Entre las grietas del realismo, dejándose llevar por la condición de fantasmagoría que le brinda el ser pionero del shibuya-kei, estaría Cornelius. Entregándonos lo más parecido que podemos encontrar al pop del año dos mil cien, realismo ganado en la extrapolación, Fantasma implica la búsqueda del extrañamiento a través de lo absolutamente normalizado. Entre una repetición constante de loops, la total renuncia al estribillo —porque todas sus canciones son todo estribillo, o lo que es lo mismo, jingles— y un uso que podríamos tildar de fetichista del glitch, consigue dar un giro radical no sólo al género al que pertenece, sino también al grueso del pop. Hace lo que hacen todos los demás, pero asumiendo que es posible la existencia de una cultura de masas inteligente. Con ritmos heredados de la bossa nova, letras naïf que ocultan conceptos filosóficos complejos o un uso brillante del sintetizador sólo para hacer despuntes ocasionales, hacen del disco un ejercicio brillante de deconstrucción.
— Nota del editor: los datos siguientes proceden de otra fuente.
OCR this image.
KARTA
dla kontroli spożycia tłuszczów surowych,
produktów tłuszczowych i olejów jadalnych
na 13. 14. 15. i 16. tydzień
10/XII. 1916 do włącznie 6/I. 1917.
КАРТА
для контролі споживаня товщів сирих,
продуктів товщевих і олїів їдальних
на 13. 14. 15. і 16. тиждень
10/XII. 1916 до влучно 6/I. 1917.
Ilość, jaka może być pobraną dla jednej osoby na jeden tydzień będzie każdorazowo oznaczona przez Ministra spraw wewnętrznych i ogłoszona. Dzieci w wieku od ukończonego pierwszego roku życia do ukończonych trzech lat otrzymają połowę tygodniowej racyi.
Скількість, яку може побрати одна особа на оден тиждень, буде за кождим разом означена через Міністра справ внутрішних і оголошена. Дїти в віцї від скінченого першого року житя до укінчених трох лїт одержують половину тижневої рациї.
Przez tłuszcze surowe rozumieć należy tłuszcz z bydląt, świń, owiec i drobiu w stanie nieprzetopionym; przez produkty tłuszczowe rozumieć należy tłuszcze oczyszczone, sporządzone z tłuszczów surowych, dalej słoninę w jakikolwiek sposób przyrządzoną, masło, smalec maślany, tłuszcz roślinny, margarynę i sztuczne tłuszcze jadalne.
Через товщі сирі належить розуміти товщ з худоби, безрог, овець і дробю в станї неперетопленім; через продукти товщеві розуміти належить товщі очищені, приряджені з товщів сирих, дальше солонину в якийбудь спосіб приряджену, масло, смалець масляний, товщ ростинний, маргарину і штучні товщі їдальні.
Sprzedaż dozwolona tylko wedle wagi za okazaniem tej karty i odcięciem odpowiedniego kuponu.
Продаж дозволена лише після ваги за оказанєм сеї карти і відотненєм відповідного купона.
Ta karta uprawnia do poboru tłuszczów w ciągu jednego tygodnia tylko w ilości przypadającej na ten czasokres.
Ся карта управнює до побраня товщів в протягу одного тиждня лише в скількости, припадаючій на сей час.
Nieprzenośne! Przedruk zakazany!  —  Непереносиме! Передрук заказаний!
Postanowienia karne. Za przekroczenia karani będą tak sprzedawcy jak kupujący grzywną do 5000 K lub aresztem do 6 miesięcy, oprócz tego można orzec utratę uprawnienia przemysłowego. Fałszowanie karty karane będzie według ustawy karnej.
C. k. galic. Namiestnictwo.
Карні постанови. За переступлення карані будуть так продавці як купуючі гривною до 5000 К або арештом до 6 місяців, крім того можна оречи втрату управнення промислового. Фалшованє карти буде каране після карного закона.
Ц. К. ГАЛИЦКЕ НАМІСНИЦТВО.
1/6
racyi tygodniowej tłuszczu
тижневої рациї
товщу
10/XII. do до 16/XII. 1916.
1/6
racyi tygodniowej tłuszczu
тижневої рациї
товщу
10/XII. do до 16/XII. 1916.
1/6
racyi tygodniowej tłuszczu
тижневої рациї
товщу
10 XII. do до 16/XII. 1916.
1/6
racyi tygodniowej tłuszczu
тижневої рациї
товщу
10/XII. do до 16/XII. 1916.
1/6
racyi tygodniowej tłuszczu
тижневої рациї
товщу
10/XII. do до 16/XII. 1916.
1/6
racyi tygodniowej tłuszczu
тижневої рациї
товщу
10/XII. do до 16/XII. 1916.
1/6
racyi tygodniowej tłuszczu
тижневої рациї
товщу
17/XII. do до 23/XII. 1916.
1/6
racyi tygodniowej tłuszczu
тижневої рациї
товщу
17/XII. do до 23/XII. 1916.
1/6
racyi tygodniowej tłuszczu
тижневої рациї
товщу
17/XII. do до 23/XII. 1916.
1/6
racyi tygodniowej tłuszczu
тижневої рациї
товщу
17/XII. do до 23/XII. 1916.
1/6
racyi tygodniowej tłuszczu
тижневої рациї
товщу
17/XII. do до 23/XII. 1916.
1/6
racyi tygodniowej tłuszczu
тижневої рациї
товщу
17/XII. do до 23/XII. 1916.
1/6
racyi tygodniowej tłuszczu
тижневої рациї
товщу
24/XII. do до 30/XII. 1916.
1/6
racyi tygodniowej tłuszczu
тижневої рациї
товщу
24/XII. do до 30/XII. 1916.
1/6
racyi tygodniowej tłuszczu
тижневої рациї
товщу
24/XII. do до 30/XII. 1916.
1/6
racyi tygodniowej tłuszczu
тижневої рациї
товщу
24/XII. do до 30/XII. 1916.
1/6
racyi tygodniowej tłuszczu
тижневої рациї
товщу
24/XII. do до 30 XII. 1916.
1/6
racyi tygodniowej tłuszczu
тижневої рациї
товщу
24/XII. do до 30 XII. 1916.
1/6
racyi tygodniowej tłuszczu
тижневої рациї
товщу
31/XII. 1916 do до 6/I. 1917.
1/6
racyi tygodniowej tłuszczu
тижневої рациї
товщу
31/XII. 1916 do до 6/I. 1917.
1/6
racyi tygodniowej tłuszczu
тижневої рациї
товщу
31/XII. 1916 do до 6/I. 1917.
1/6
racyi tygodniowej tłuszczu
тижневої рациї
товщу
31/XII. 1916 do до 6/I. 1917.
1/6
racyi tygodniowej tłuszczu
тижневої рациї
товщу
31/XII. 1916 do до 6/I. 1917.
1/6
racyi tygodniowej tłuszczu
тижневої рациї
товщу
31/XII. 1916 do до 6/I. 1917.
Al hablar de pop del año dos mil cien no estábamos exagerando. No hace falta escuchar nada más que New Music Machine para ver cómo todos los patrones del indie pop anglosajón, por asociación también de la imitación de segundo nivel de nuestro país, no deja de ser una disolución del shibuya-kei. Del trabajo de Cornelius. De ahí que componga un mundo fantasmático donde sólo existe la posibilidad de la felicidad, del simulacro, al hacer que el orden de lo real sólo se nos descubra al asomarnos en lo que hay entre canciones. Todo suena feliz, fácil, accesible. Como un parque de atracciones. Hasta que se introduce el tono bufo, los coros fantasmagóricos o algo tan sencillo como una letra de canción que consista en imitar la sensación de una caída a través de la repetición de las palabras free fall. Porque eso es Fantasma de Cornelius, no sólo un fantasma, una casa embrujada, sino también una caída libre hacia lo real que funciona, al mismo tiempo, como perfecto simulacro pop —en tanto todo el pop es siempre, por definición, simulacro— y crítica del mismo. Bienvenidos al desierto de lo hiperreal, espectros de vuestro propio presente.